No particular industry, nor its machinery and equipment, in fact, is immune from damage caused by wind, fire, flood, quake, tornado or storm. Significant money and time can be lost if a true and accurate value of machinery and equipment is not determined prior to damage.

Recently, 70 percent of risk managers and business owners surveyed confessed that they arrived at a policy's insurable value by relying on a depreciation schedule or a "guesstimate" to determine fair market value. Unfortunately, neither of these methods accurately reflects what the machinery and equipment is really worth today.

Why don't more risk managers obtain Certified Machinery and Equipment Appraisals?

The answer is simple--those who haven't obtained an appraisal are generally unaware of how to protect their assets. But beware--not all appraisal reports are created equal.

To withstand scrutiny by the courts, underwriters, attorneys and others, a Certified Appraisal Report needs to be comprehensive and detailed, consistent with the ethics and guidelines mandated by the Uniform Standards of Professional Appraisal Practice.

Promulgated by Congress and the Appraisal Foundation, USPAP is the leading authoritative guide for appraisals. A Certified Appraisal Report is accurate, irrefutable, defensible and descriptive. The report includes photographs, model and serial numbers, and other descriptive information that will withstand scrutiny.

Assignment of value is based on extensive research, personal inspection, making contacts with manufacturers, suppliers and the marketplace of sold comparable items--all in an effort to determine what the machinery and equipment is really worth.

Without an appraisal, an adjuster or insurance company is hard pressed to substantiate or determine value and condition prior to damage.

A case in point is a construction company in Texas which lost several items including cranes, bulldozers and graders damaged during a flood. The equipment was severely undervalued because the company failed to obtain an appraisal. As a result, the business owner's loss was more than $400,000.

Another situation occurred with a machine shop in Florida that also was severely undervalued. The business owner had insured all of the equipment for $300,000. Fire ripped through the shop destroying every piece of equipment. The business owner suffered a huge loss, because had the owner obtained an appraisal, the equipment would have been valued at more than $1.2 million.

Needless to say, an appraisal of equipment is vital to any business.

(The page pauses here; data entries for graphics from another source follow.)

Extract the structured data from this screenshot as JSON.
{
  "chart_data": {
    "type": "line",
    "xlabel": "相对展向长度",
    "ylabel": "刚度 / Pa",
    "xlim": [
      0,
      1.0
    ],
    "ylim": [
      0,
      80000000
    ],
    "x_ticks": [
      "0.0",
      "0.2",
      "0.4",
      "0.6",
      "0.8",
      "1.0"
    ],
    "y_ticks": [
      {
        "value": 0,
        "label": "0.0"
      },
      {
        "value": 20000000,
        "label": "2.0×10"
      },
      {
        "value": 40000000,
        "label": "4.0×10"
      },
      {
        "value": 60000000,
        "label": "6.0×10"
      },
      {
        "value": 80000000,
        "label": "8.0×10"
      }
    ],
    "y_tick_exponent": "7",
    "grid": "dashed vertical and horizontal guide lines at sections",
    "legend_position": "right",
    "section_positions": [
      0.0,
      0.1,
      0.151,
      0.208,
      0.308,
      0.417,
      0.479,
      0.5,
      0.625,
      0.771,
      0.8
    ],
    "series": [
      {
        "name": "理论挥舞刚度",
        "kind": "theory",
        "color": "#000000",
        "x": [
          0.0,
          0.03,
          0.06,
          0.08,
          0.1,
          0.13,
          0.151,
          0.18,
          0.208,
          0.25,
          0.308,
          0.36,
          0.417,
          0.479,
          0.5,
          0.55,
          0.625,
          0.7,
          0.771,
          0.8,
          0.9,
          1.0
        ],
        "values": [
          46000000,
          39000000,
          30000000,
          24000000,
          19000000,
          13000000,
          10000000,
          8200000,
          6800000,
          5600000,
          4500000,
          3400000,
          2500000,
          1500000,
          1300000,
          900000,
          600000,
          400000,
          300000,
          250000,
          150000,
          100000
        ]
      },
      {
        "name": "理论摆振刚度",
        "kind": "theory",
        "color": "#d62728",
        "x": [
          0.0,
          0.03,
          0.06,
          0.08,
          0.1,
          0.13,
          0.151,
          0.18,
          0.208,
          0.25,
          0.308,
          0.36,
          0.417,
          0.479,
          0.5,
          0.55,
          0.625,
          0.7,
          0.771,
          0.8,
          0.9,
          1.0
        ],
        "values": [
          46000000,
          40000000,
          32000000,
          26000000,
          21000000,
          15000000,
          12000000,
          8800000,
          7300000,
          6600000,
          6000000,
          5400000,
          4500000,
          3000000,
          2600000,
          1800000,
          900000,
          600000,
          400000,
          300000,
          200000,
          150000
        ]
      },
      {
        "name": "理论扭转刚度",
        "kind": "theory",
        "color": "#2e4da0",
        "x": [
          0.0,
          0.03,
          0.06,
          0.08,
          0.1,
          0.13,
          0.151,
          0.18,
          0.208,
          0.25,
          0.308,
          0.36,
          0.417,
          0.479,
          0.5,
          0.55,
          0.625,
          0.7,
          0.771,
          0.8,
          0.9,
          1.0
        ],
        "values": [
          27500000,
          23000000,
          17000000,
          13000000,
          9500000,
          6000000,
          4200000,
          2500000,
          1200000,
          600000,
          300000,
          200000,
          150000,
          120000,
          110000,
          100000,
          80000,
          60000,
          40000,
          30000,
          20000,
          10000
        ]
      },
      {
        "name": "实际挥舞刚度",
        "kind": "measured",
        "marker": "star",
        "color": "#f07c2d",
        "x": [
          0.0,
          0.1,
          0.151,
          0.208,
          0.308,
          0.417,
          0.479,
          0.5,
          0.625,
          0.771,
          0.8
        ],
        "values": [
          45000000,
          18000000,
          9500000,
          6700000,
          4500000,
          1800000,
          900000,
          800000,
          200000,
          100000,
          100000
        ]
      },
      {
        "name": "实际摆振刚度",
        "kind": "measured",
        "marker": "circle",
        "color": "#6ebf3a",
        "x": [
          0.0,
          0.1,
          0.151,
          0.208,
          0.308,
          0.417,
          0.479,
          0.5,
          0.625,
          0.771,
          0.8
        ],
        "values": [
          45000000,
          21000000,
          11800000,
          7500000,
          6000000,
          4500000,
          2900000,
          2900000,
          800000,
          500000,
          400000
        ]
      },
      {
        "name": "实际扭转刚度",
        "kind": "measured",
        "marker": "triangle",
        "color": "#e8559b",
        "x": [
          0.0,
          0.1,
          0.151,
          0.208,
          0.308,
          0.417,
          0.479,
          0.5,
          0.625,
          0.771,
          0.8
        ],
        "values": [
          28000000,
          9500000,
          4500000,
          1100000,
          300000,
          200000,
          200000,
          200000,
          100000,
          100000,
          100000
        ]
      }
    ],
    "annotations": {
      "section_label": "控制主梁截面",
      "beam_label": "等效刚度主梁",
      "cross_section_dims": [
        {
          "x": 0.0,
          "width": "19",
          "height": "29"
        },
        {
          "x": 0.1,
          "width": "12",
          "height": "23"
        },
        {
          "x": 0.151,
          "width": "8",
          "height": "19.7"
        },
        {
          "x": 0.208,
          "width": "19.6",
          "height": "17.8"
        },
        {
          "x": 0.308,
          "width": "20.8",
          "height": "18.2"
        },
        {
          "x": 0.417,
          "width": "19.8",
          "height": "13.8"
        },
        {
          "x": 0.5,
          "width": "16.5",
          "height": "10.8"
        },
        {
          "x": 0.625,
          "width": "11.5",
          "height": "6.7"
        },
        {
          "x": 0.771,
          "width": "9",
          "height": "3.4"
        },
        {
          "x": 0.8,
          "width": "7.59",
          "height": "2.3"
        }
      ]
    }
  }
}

A substantiated appraisal obtained before any type of damage occurs will provide all parties with a cleaner, quicker and more accurate settlement award. An appraisal also will lessen the chance of arbitration and litigation. It's a win-win for all parties and alleviates the needless loss of money and time.

With the risk of catastrophes high on every risk manager's radar screen, equipment appraisal has become a top priority. Many business owners and risk managers understand the importance of updating appraisals every two to three years.